Sinopec profit jumps 44 per cent on cheaper crude and pipeline sales
Oil refiner expects 150 per cent surge in income for first quarter of 2017 after posting first profit growth in three years
China Petroleum & Chemical Corp (Sinopec) reported its first profit gain in three years as the world’s largest oil refiner got a boost from cheaper crude and took a one-time gain from pipeline sales.
Net income in 2016 rose 44 per cent to 46.7 billion yuan (US$6.8 billion), the company said in a statement to the Shanghai stock exchange on Sunday. That compares with a mean of 39.9 billion yuan from 19 estimates compiled by Bloomberg. Revenue fell about 4 per cent to 1.93 trillion yuan.
Global oil refiners have fared better than producers during the energy downturn as cheaper crude boosted profit margins and stimulated fuel demand. Along with slashing spending, that has helped the Beijing-based company outperform its state-owned rivals despite falling oil prices and declining production.

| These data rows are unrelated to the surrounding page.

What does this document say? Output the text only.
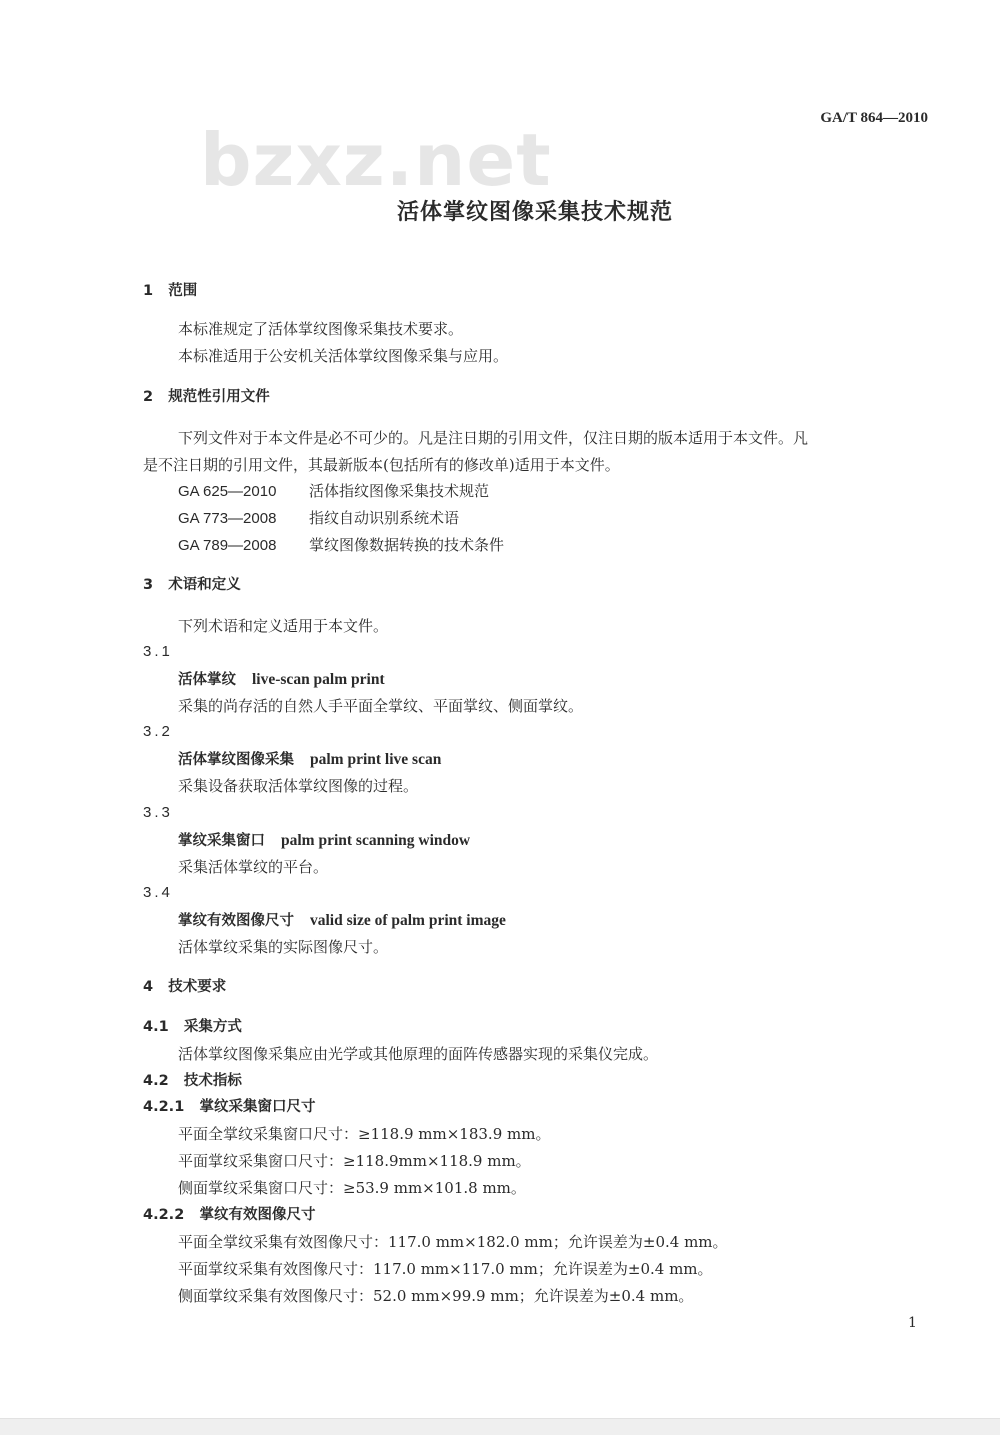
bzxz.net	GA/T 864—2010
活体掌纹图像采集技术规范
1 范围
本标准规定了活体掌纹图像采集技术要求。
本标准适用于公安机关活体掌纹图像采集与应用。
2 规范性引用文件
下列文件对于本文件是必不可少的。凡是注日期的引用文件，仅注日期的版本适用于本文件。凡
是不注日期的引用文件，其最新版本(包括所有的修改单)适用于本文件。
GA 625—2010 活体指纹图像采集技术规范
GA 773—2008 指纹自动识别系统术语
GA 789—2008 掌纹图像数据转换的技术条件
3 术语和定义
下列术语和定义适用于本文件。
3.1
活体掌纹 live-scan palm print
采集的尚存活的自然人手平面全掌纹、平面掌纹、侧面掌纹。
3.2
活体掌纹图像采集 palm print live scan
采集设备获取活体掌纹图像的过程。
3.3
掌纹采集窗口 palm print scanning window
采集活体掌纹的平台。
3.4
掌纹有效图像尺寸 valid size of palm print image
活体掌纹采集的实际图像尺寸。
4 技术要求
4.1 采集方式
活体掌纹图像采集应由光学或其他原理的面阵传感器实现的采集仪完成。
4.2 技术指标
4.2.1 掌纹采集窗口尺寸
平面全掌纹采集窗口尺寸：≥118.9 mm×183.9 mm。
平面掌纹采集窗口尺寸：≥118.9mm×118.9 mm。
侧面掌纹采集窗口尺寸：≥53.9 mm×101.8 mm。
4.2.2 掌纹有效图像尺寸
平面全掌纹采集有效图像尺寸：117.0 mm×182.0 mm；允许误差为±0.4 mm。
平面掌纹采集有效图像尺寸：117.0 mm×117.0 mm；允许误差为±0.4 mm。
侧面掌纹采集有效图像尺寸：52.0 mm×99.9 mm；允许误差为±0.4 mm。
1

In a separate statement, the company projected income during the first quarter of this year jumped 150 per cent, citing higher oil prices, stable demand and improved profitability.
“Lower crude prices really helped Sinopec’s margins last year,” said Tian Miao, an analyst at North Square Blue Oak. “Sinopec may continue to benefit from China’s strong fuel demand growth, especially [petrol]. The risk for Sinopec going forward is that crude prices rise too high and too fast as higher upstream margins wouldn’t be enough to cover refining losses.”
Gross refining margins in 2016 were 471.90 yuan a tonne, about 48 per cent higher than the previous year, the company said. It also booked a 20.56 billion yuan gain from the sale in December of a 50 per cent stake in a pipeline unit, Sinopec Sichuan-to-East China Gas Pipeline.